Despite nationwide gains in manufacturing, sales on the B.C. side of the sector dropped 2.2% in March, according to Statistics Canada.
Data released Friday (May 15) shows manufacturing sales in B.C. fell from $3.74 billion to $3.66 billion between February and March. It’s the second time in three months sales in the province have been on a downward trajectory.
The statistics agency said the decline on the West Coast has been spurred by less demand for non-durable goods.
Across Canada, however, greater demand for products coming out of the transportation sector helped boost manufacturing sales 2.9% month-to-month to $51 billion.
And despite Montreal-based Bombardier (TSX:BBD.B) laying off 1,750 workers on May 14, production in the aerospace industry rose 42.3% in March.

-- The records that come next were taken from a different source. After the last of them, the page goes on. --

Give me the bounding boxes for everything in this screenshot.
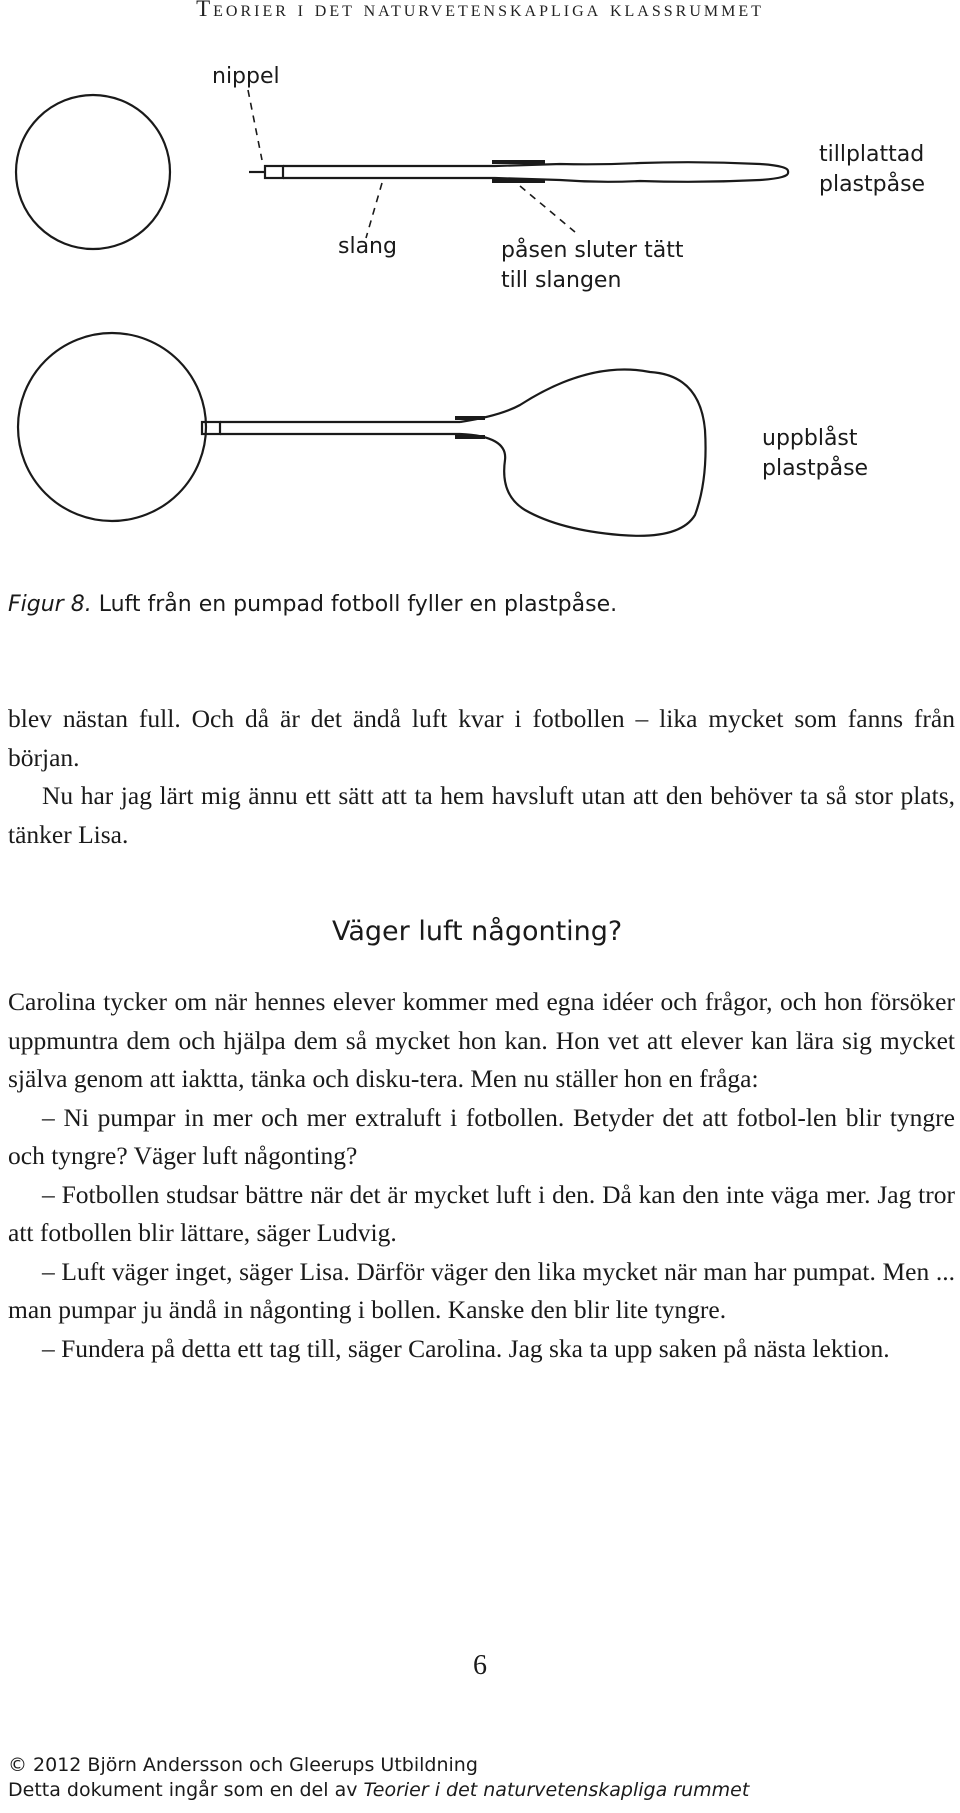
- body-text-bottom: [8, 983, 955, 1368]
- figure-8-illustration: [0, 0, 960, 580]
- page-number: 6: [473, 1650, 487, 1681]
- flat-bag: [495, 162, 788, 182]
- hose: [283, 166, 495, 178]
- body-text-top: [8, 700, 955, 854]
- football-flat: [16, 95, 170, 249]
- label-tillplattad-plastpase: tillplattad plastpåse: [819, 142, 926, 197]
- footer-note: [8, 1778, 749, 1803]
- footer-note-prefix: Detta dokument ingår som en del av: [8, 1779, 364, 1801]
- paragraph: – Fotbollen studsar bättre när det är mycket luft i den. Då kan den inte väga mer. Jag tror att fotbollen blir lättare, säger Ludvig.: [8, 1179, 955, 1247]
- label-pasen-sluter: påsen sluter tätt till slangen: [501, 238, 684, 293]
- paragraph: Carolina tycker om när hennes elever kommer med egna idéer och frågor, och hon försöker uppmuntra dem och hjälpa dem så mycket hon kan. Hon vet att elever kan lära sig mycket själva genom att iaktta, tänka och disku-tera. Men nu ställer hon en fråga:: [8, 987, 955, 1093]
- figure-caption: [8, 592, 617, 617]
- label-nippel: nippel: [212, 64, 280, 89]
- running-head: Teorier i det naturvetenskapliga klassrummet: [196, 0, 764, 21]
- caption-label: Figur 8.: [8, 592, 92, 617]
- inflated-bag: [460, 369, 706, 535]
- footer-copyright: © 2012 Björn Andersson och Gleerups Utbildning: [8, 1754, 478, 1776]
- caption-text: Luft från en pumpad fotboll fyller en plastpåse.: [91, 592, 618, 617]
- football-pumped: [18, 333, 206, 521]
- paragraph: – Ni pumpar in mer och mer extraluft i fotbollen. Betyder det att fotbol-len blir tyngre och tyngre? Väger luft någonting?: [8, 1102, 955, 1170]
- paragraph: Nu har jag lärt mig ännu ett sätt att ta hem havsluft utan att den behöver ta så stor plats, tänker Lisa.: [8, 781, 955, 849]
- paragraph: blev nästan full. Och då är det ändå luft kvar i fotbollen – lika mycket som fanns från början.: [8, 704, 955, 772]
- footer-book-title: Teorier i det naturvetenskapliga rummet: [363, 1779, 750, 1801]
- label-uppblast-plastpase: uppblåst plastpåse: [762, 426, 869, 481]
- nipple: [265, 166, 283, 178]
- footer: [8, 1753, 749, 1803]
- leader-nippel: [248, 90, 262, 160]
- section-heading: Väger luft någonting?: [332, 916, 623, 947]
- hose-2: [220, 422, 460, 434]
- label-slang: slang: [338, 234, 397, 259]
- leader-pasen: [520, 186, 575, 232]
- nipple-2: [202, 422, 220, 434]
- paragraph: – Fundera på detta ett tag till, säger Carolina. Jag ska ta upp saken på nästa lektion.: [42, 1333, 890, 1363]
- paragraph: – Luft väger inget, säger Lisa. Därför väger den lika mycket när man har pumpat. Men ... man pumpar ju ändå in någonting i bollen. Kanske den blir lite tyngre.: [8, 1256, 955, 1324]
- leader-slang: [366, 183, 382, 238]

“The big gain in manufacturing volumes is an encouraging sign for March GDP following a very difficult start to the year for the Canadian economy. However, manufacturing volumes still fell at an 8% annualized pace in (the first quarter of 2015), the worst reading in four years,” BMO senior economist Benjamin Reitzes wrote in a note to investors, adding Canada should expect more modest growth in the coming months.
“There may not be much more upside in aerospace (see Bombardier recent layoffs), and growth in autos is likely limited by capacity constraint, so don’t expect continued big gains on that front.”